Daily Archives: August 1, 2024

Nostalgia warning: It’s MTV’s birthday!

Like a bunch of other people, I’m gonna mark the anniversary of MTV’s debut on this date, Aug. 1 1981, with a little bit of nostalgia.

It’s okay, I’ll be brief and get this over with as painlessly as possible.

One thing I won’t do here is bemoan the lack of music on modern-day MTV. I haven’t watched the cable channel in years. I do watch the MTV Classic channel sometimes, mostly for the 1980s videos.

I just wanted to say that, if you’re not old enough to remember, MTV was a cultural touchstone for most of us around a certain age in 1981. I was a child in the 1960s and grew to adulthood in the 1970s, but the 1980s was probably the most important decade of my life up to that point.

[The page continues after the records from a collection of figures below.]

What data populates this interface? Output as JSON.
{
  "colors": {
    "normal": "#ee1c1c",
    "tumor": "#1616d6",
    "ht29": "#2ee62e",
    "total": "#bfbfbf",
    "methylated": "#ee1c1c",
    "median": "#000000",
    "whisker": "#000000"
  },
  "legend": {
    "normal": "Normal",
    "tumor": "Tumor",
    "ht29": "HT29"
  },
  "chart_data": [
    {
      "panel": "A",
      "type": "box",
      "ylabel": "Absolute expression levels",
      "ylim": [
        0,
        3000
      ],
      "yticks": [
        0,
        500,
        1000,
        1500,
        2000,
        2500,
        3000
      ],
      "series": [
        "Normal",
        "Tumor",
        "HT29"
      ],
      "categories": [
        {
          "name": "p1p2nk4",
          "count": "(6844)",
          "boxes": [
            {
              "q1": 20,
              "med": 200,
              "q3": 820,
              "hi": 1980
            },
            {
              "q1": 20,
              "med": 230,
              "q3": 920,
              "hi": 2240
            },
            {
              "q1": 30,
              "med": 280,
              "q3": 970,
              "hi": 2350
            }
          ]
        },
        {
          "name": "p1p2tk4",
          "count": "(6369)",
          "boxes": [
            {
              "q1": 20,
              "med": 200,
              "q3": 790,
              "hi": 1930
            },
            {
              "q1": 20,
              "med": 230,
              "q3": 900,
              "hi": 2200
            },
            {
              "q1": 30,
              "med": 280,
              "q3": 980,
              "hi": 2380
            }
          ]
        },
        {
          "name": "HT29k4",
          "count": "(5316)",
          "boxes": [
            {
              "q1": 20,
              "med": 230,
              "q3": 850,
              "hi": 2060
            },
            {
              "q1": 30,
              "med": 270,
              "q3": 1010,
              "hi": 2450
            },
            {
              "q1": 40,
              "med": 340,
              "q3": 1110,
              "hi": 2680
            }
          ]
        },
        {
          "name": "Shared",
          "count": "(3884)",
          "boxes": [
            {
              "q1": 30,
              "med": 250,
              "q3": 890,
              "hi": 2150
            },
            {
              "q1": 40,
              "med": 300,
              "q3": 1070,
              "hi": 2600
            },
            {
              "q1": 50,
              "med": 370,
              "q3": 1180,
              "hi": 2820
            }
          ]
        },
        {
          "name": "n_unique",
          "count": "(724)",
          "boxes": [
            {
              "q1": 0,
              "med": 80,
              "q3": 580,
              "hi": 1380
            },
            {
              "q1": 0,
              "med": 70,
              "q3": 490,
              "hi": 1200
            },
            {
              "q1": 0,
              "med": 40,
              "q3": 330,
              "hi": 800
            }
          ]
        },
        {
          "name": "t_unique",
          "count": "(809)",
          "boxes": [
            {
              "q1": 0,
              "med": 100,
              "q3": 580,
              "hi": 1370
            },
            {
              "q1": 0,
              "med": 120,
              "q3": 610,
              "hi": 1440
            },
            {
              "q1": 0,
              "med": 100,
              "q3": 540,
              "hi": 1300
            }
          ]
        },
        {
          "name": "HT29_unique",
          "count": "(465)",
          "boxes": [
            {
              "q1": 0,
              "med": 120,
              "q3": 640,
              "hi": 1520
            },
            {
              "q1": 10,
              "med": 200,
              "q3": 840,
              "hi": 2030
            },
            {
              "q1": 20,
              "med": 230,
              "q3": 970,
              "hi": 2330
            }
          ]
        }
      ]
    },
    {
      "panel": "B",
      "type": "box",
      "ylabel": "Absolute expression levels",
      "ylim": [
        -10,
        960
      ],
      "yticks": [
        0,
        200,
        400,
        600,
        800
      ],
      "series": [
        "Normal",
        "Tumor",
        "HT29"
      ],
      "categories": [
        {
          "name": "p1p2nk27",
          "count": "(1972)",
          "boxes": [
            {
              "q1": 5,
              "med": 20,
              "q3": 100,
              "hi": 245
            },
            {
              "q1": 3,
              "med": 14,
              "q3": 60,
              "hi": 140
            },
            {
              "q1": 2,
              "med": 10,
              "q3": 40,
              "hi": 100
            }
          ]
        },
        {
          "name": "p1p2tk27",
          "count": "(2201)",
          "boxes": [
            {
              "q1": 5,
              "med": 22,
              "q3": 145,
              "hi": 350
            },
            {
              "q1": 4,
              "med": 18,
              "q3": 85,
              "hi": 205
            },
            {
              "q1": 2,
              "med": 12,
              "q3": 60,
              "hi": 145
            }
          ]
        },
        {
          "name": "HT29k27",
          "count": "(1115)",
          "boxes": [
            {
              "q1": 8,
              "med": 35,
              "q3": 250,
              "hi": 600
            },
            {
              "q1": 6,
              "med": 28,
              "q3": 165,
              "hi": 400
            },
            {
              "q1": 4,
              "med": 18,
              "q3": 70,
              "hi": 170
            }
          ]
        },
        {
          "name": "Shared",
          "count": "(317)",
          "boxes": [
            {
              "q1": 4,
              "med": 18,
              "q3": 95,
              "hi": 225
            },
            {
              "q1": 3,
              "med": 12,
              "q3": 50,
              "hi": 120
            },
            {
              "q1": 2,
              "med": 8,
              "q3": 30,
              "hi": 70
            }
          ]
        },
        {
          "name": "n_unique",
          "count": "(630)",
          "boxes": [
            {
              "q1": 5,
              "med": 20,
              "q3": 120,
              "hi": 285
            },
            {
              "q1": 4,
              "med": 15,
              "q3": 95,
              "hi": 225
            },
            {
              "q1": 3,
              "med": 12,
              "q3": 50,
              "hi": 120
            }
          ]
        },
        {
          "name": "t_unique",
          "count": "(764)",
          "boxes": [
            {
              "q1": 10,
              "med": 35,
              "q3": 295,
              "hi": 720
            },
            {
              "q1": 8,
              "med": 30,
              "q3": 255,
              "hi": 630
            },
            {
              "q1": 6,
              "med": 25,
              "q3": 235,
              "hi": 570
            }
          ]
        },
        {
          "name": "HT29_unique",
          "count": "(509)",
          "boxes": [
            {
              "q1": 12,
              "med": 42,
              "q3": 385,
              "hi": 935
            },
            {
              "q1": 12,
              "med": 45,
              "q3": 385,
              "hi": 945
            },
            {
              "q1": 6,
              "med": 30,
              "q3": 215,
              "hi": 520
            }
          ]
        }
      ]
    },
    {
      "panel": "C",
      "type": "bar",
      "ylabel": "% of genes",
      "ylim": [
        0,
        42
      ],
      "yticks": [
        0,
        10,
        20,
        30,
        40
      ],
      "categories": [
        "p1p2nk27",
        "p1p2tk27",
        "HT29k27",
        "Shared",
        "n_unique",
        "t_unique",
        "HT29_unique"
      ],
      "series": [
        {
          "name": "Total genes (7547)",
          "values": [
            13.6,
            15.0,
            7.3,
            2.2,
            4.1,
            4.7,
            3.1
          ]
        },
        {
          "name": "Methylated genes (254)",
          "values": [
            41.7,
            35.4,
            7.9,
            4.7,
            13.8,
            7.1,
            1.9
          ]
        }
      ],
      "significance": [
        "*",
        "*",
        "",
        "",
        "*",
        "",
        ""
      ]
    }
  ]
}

I was reviewing movies and a bunch of entertainment for my local newspaper from 1978 to 1990, so I feel tremendous nostalgia for the 1980s. I started full-time at the paper in the 1980s. At the very end of the 1980s – okay, early 1990 – I met my wife. In 1989, I started covering politics and government and sometimes crime, the turning point in my newspaper career.

It sounds cheesy to say it, but MTV and the music of the 1980s was the heartbeat of my life at the time. I didn’t discover it as a teenager, like most people, because it didn’t exist until I was in college. But it shaped a lot of my tastes and entertainment sensibilities.

My friends and I watched MTV and its competitors and cohorts – Friday Night Videos, music videos all night weekends on TBS – religiously. We hauled ass to get to a screen to watch Michael Jackson’s “Thriller” video debut on MTV on December 2, 1983.

We were glued to our TVs on Halloween 1984 to watch Elvira, Mistress of the Dark, guest-host on MTV, playing odd and weird videos. I refer to that night in one of my novels.

MTV was notoriously slow to play Black artists. It quickly became a delivery system for advertising. Some of the most pretentious music videos of the era are hard to watch now.

But MTV was a huge cultural force not long after August 1, 1981.

In many, many ways, that was a vastly simpler time. But many things are better now. Nostalgia can be toxic, especially when people pine for “the good old days” that were decidedly not good for so many people.

But nostalgia is okay once in a while. We can enjoy looking back and remember to look ahead, too.